Nevermind that the laptop also needs an internet connection to actually find any of this essential information online, and trained people to maintain that network infrastructure. I don’t know if countries that lost a third of their population to civil war will find the time to spec out an IT department.

But most of all, this sounds like the 21st century equivalent of the wide-eyed optimism of the 1950s that the television would become some sort of learning box panacea. And we all know how that turned out (Baby Einstein, anyone?).

I think the OLPC is a neat little laptop, if a little underpowered and with a smaller HD than my phone, and owning one might be fun. But the idea that this is what the 3rd world really needs, over things like food, medicine, sustainable farming methods and free public education? Give me a break. This is an over-extravagant way of educating one child. A school would be better, and is less likely to get stolen or sold for something useful.
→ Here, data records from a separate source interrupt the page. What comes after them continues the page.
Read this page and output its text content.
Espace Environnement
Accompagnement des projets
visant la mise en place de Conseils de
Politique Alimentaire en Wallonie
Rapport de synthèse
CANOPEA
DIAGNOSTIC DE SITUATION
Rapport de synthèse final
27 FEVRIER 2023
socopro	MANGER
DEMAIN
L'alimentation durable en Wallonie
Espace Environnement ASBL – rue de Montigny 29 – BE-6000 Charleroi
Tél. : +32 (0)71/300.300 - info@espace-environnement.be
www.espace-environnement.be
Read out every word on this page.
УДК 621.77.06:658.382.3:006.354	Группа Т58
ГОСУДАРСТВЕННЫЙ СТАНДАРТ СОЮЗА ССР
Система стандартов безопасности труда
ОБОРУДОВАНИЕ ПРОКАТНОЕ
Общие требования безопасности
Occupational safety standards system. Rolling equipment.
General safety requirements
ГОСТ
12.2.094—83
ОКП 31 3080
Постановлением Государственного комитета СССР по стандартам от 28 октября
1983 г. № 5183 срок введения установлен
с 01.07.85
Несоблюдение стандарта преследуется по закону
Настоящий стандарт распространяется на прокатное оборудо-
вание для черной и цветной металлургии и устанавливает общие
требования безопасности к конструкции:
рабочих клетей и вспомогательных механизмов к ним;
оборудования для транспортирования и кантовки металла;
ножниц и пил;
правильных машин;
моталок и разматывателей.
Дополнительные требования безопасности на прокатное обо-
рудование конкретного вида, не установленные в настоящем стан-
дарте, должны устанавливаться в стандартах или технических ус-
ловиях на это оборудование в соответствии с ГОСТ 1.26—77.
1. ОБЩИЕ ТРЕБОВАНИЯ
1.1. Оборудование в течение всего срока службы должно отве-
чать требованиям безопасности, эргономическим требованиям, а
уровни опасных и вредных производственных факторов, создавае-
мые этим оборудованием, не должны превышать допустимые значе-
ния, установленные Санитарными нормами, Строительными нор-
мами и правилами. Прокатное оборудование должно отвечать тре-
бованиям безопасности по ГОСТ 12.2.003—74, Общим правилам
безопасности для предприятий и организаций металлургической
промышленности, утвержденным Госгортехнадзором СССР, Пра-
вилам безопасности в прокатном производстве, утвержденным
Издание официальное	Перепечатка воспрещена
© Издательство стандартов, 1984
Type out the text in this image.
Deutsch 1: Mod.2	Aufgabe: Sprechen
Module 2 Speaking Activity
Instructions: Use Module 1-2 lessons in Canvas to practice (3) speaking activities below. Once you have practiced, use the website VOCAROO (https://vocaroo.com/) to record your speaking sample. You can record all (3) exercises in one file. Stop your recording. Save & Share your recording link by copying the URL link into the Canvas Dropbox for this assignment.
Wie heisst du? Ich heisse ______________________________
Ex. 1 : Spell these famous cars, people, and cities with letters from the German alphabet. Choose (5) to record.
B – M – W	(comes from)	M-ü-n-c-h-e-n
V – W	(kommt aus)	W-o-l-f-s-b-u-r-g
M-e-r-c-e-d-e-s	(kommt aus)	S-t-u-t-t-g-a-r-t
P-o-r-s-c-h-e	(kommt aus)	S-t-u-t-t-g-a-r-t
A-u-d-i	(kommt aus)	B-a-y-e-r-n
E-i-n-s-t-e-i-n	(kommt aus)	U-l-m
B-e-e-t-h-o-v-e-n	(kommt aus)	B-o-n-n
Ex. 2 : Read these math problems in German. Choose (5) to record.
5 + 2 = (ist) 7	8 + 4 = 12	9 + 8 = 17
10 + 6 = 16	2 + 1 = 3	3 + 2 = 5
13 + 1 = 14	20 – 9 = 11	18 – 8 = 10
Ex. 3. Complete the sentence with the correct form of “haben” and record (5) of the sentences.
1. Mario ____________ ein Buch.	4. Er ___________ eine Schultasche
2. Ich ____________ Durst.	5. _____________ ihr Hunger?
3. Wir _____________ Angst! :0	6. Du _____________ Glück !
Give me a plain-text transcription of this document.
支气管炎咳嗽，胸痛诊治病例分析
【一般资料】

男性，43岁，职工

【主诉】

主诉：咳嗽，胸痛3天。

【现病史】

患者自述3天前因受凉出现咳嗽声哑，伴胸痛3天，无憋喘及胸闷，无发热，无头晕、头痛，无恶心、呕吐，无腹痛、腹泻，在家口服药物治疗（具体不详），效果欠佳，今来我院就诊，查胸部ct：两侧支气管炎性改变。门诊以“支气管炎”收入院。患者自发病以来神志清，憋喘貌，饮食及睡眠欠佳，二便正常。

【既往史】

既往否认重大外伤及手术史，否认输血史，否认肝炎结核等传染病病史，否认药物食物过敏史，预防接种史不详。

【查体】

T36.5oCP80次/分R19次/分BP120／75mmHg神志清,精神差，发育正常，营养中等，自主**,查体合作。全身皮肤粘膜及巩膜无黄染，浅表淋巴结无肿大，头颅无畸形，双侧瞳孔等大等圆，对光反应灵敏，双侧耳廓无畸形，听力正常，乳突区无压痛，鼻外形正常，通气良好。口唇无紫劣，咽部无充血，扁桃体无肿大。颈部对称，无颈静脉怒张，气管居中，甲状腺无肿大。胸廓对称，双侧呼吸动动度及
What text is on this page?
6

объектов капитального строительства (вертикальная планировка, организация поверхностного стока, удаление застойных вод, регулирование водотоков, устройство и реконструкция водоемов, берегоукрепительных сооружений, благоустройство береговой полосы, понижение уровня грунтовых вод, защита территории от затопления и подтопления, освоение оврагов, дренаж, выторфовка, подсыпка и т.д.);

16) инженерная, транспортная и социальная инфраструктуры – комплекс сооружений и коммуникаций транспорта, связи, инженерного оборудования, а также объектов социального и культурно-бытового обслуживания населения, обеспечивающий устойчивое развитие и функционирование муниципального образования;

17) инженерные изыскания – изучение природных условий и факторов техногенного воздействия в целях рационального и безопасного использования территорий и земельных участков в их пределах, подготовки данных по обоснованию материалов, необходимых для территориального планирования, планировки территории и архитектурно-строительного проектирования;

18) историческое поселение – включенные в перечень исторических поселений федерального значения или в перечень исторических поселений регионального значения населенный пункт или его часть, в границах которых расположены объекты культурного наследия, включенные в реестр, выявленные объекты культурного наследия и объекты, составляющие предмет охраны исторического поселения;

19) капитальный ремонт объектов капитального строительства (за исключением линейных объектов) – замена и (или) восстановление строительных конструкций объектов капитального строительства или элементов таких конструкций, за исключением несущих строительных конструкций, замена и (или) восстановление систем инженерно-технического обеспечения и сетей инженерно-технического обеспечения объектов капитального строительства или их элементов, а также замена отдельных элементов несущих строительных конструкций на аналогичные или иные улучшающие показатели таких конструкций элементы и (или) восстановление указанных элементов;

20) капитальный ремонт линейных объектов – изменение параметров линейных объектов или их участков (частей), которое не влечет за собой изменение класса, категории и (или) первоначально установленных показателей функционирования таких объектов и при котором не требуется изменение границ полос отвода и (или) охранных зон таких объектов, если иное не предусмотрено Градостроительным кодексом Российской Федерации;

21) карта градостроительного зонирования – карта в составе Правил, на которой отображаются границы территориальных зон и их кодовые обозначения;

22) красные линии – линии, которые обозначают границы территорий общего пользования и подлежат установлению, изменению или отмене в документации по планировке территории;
Oh, and we don’t have one laptop per child in America… and we’re expecting this to catch on in Somalia?

A climate of fear

| Nov. 6, 2007

I had just finished reading several articles on the popular link dump site reddit.com (a process I consider just slightly less productive than, say, masturbation), when I realized… I’m more afraid of Homeland Security, the FBI, the RIAA, extraordinary rendition, being Tazered by cops, having my computer seized, my possessions confiscated, or my person indefinitely detained by airport security than I am about any terrorist.